For most teams that don’t need Kubernetes specifically, ECS Fargate is the right container service. It’s the level of abstraction between Lambda’s “just code” and EKS’s “full orchestration platform.” See Lambda vs ECS for how to choose between those two.

Cold starts: a real concern or a myth?

Lambda cold starts are real. When a Lambda function hasn’t been invoked recently, AWS must initialize a new execution environment — download the code, start the runtime, run initialization code. This typically takes 100–500ms for Node.js and Python. Java and .NET can take 1–3 seconds.

For most applications, this is irrelevant. An API with regular traffic keeps Lambda environments warm — subsequent invocations hit pre-warmed environments with sub-10ms overhead. A background task processing SQS messages doesn’t have a user waiting for a response.

Cold starts matter for: latency-sensitive user-facing APIs with very low traffic (so environments are rarely warm), and for Java/.NET functions where initialization is slow.

For these cases, Provisioned Concurrency (pre-warming Lambda environments) solves the problem. It costs more but eliminates cold starts entirely.

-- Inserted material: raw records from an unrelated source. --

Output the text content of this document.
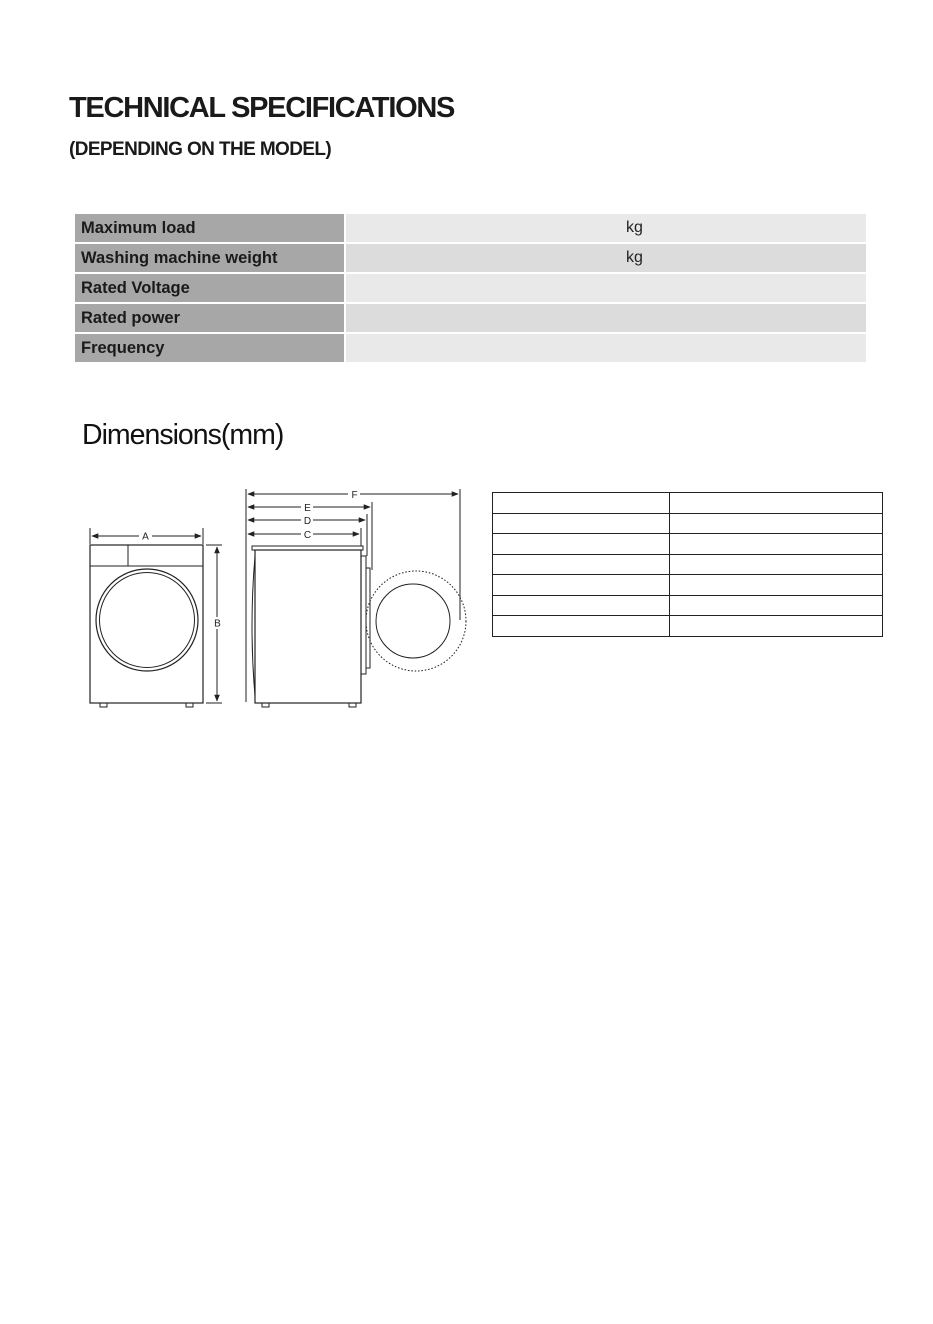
TECHNICAL SPECIFICATIONS
(DEPENDING ON THE MODEL)
Maximum load	kg

Washing machine weight	kg

Rated Voltage	

Rated power	

Frequency	
Dimensions(mm)
A
B
F
E
D
C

The cold start argument for choosing EKS over Lambda applies to a minority of use cases. Don’t let it drive the decision for workloads where it doesn’t matter.

Quick decision guide

  • Choose Lambda if: your workloads are event-driven, your team doesn’t have Kubernetes expertise, you want zero infrastructure management, or you’re building an MVP or prototype.
  • Choose EKS if: you have 10+ microservices with complex inter-service networking, your team already knows Kubernetes, you need multi-cloud portability, or you need GPU scheduling.
  • Consider ECS Fargate before EKS: it gives you container orchestration without Kubernetes complexity. Most teams that think they need EKS actually need ECS Fargate.
  • Cold starts are not a reason to avoid Lambda for most workloads. Use Provisioned Concurrency for latency-sensitive paths.

Frequently asked questions

What is the main difference between Kubernetes and serverless?

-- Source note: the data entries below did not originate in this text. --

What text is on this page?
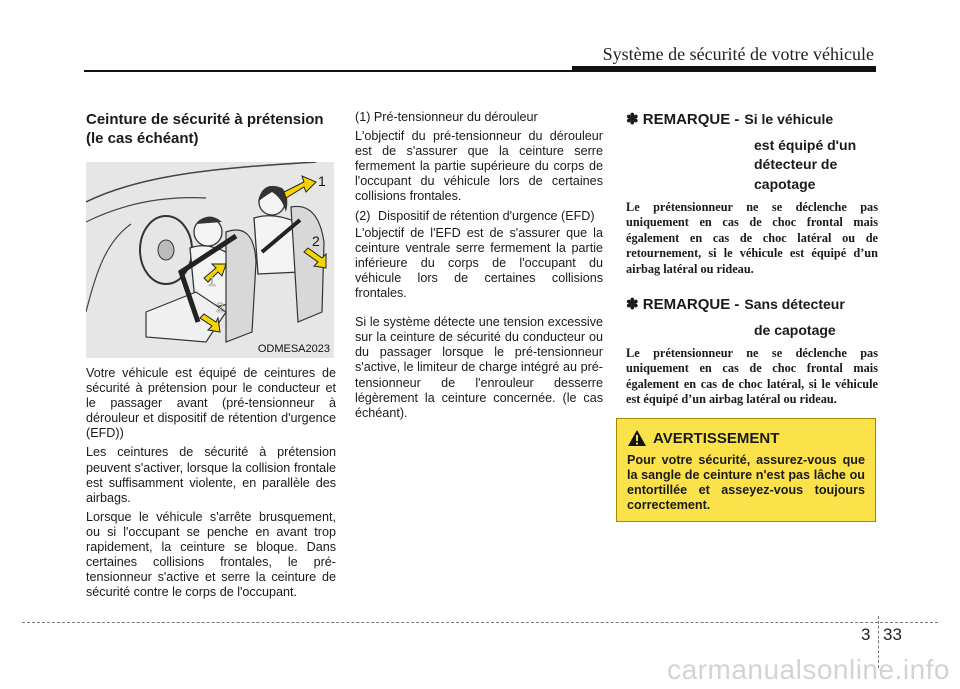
Système de sécurité de votre véhicule
Ceinture de sécurité à prétension (le cas échéant)
1
2
1
2
ODMESA2023

Votre véhicule est équipé de ceintures de sécurité à prétension pour le conducteur et le passager avant (pré-tensionneur à dérouleur et dispositif de rétention d'urgence (EFD))

Les ceintures de sécurité à prétension peuvent s'activer, lorsque la collision frontale est suffisamment violente, en parallèle des airbags.

Lorsque le véhicule s'arrête brusquement, ou si l'occupant se penche en avant trop rapidement, la ceinture se bloque. Dans certaines collisions frontales, le pré-tensionneur s'active et serre la ceinture de sécurité contre le corps de l'occupant.

(1) Pré-tensionneur du dérouleur

L'objectif du pré-tensionneur du dérouleur est de s'assurer que la ceinture serre fermement la partie supérieure du corps de l'occupant du véhicule lors de certaines collisions frontales.

(2) Dispositif de rétention d'urgence (EFD)

L'objectif de l'EFD est de s'assurer que la ceinture ventrale serre fermement la partie inférieure du corps de l'occupant du véhicule lors de certaines collisions frontales.

Si le système détecte une tension excessive sur la ceinture de sécurité du conducteur ou du passager lorsque le pré-tensionneur s'active, le limiteur de charge intégré au pré-tensionneur de l'enrouleur desserre légèrement la ceinture concernée. (le cas échéant).

✽ REMARQUE - Si le véhicule
est équipé d'un
détecteur de
capotage

Le prétensionneur ne se déclenche pas uniquement en cas de choc frontal mais également en cas de choc latéral ou de retournement, si le véhicule est équipé d’un airbag latéral ou rideau.

✽ REMARQUE - Sans détecteur
de capotage

Le prétensionneur ne se déclenche pas uniquement en cas de choc frontal mais également en cas de choc latéral, si le véhicule est équipé d’un airbag latéral ou rideau.

AVERTISSEMENT

Pour votre sécurité, assurez-vous que la sangle de ceinture n'est pas lâche ou entortillée et asseyez-vous toujours correctement.

3 33
carmanualsonline.info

Kubernetes (EKS) gives you fine-grained control over how containers are scheduled, networked, and scaled — but you manage all of that complexity. Lambda (serverless) takes all of that away: you write a function, and AWS handles execution, scaling, and routing. EKS is an orchestration platform; Lambda is a code execution service.

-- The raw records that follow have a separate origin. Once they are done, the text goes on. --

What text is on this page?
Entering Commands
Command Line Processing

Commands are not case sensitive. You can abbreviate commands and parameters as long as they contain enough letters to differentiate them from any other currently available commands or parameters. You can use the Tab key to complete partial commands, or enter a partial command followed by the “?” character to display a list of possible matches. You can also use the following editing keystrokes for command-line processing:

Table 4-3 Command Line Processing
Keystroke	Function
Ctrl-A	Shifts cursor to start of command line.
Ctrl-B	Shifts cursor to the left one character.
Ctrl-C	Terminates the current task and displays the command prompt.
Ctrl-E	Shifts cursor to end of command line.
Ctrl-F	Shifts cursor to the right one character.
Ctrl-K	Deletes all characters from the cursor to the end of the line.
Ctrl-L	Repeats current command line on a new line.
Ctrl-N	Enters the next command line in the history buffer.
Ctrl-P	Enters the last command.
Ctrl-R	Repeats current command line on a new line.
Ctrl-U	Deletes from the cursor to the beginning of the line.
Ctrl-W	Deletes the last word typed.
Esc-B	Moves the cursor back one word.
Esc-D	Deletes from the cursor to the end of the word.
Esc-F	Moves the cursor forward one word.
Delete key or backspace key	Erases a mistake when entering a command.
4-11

Can you mix Kubernetes and Lambda in one architecture?

Yes, and many teams do. Long-running services run on EKS; event-driven tasks and lightweight integrations run on Lambda. They communicate through SQS, SNS, or direct API calls. There is no rule that you must pick one for everything.

Is EKS overkill for a small team?

Almost certainly. EKS requires knowledge of deployments, services, ingress controllers, namespaces, RBAC, node groups, and more. A team without dedicated Kubernetes expertise will spend more time managing EKS than building product. Most small teams should use ECS Fargate or App Runner before considering EKS.

Last verified: 19 March 2026 Cloud services change frequently. Verify details against official documentation before making infrastructure decisions.